According to the report cited by TVC News on the official website of the Bureau, the Consumer Price Index (CPI) declined to 127.4 in January 2026, reflecting a 3.8 point decrease from the preceding month, which recorded 131.2.

The report further indicated that on a month-on-month basis, the Headline inflation rate in January 2026 was -2.88%, which was 3.42% lower than the rate recorded in December 2025 (0.54%), which means that in January 2026, the rate of increase in the average price level was lower than the rate of increase in the average price level in December 2025.

On a year-on-year basis, the headline inflation rate was 15.10 per cent in January 2026, which is 12.51 percentage points lower than the 27.61 per cent recorded in January 2025.
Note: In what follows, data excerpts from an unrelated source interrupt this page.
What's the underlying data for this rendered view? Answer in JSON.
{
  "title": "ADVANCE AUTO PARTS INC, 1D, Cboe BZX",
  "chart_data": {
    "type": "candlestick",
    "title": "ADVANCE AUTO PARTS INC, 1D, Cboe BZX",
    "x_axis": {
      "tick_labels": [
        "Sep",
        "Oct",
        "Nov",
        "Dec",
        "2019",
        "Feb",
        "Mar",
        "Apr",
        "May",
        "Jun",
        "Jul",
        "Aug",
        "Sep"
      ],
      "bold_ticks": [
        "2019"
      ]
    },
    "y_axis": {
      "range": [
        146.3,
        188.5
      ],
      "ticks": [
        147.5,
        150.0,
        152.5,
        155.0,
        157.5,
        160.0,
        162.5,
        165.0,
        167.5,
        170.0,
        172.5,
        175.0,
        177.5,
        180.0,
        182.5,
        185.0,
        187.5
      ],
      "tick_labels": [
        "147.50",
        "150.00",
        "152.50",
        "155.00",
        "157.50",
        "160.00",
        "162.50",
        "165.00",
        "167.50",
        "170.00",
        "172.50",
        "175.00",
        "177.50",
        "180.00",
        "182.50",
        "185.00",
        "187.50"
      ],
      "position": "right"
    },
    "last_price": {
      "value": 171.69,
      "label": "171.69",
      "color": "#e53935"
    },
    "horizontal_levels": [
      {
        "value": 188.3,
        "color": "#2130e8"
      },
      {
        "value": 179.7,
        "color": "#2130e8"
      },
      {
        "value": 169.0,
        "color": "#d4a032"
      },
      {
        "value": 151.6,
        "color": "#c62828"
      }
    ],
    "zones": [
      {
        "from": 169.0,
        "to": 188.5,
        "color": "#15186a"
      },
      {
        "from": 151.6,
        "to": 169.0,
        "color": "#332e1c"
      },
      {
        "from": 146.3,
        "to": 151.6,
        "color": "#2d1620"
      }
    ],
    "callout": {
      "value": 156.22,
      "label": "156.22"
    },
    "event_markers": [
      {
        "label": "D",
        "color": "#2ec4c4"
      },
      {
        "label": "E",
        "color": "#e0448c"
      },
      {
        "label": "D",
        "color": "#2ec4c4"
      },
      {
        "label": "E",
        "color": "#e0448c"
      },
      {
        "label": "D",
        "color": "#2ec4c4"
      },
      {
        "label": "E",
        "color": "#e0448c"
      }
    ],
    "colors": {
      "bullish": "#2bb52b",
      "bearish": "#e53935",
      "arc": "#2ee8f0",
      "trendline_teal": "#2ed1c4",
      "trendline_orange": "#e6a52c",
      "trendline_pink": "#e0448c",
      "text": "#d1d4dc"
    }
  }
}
This decline came despite earlier projections by analysts that Nigeria’s inflation could climb to 19 per cent in January.

TVC News previously reported that the United Kingdom accounted for the largest share of capital inflows into Nigeria in the third quarter of 2025, according to new data released by the National Bureau of Statistics.

Figures from the agency’s capital importation reports for Q2 and Q3 2025 showed that inflows from the UK reached $2.94 billion, representing 48.80 per cent of total capital imported during the period.

The United States followed with $950.47 million (15.80 per cent), while  South Africa contributed $773.95 million (12.87 per cent). Other notable sources included Mauritius with $451.46 million and the Netherlands with $282.90 million.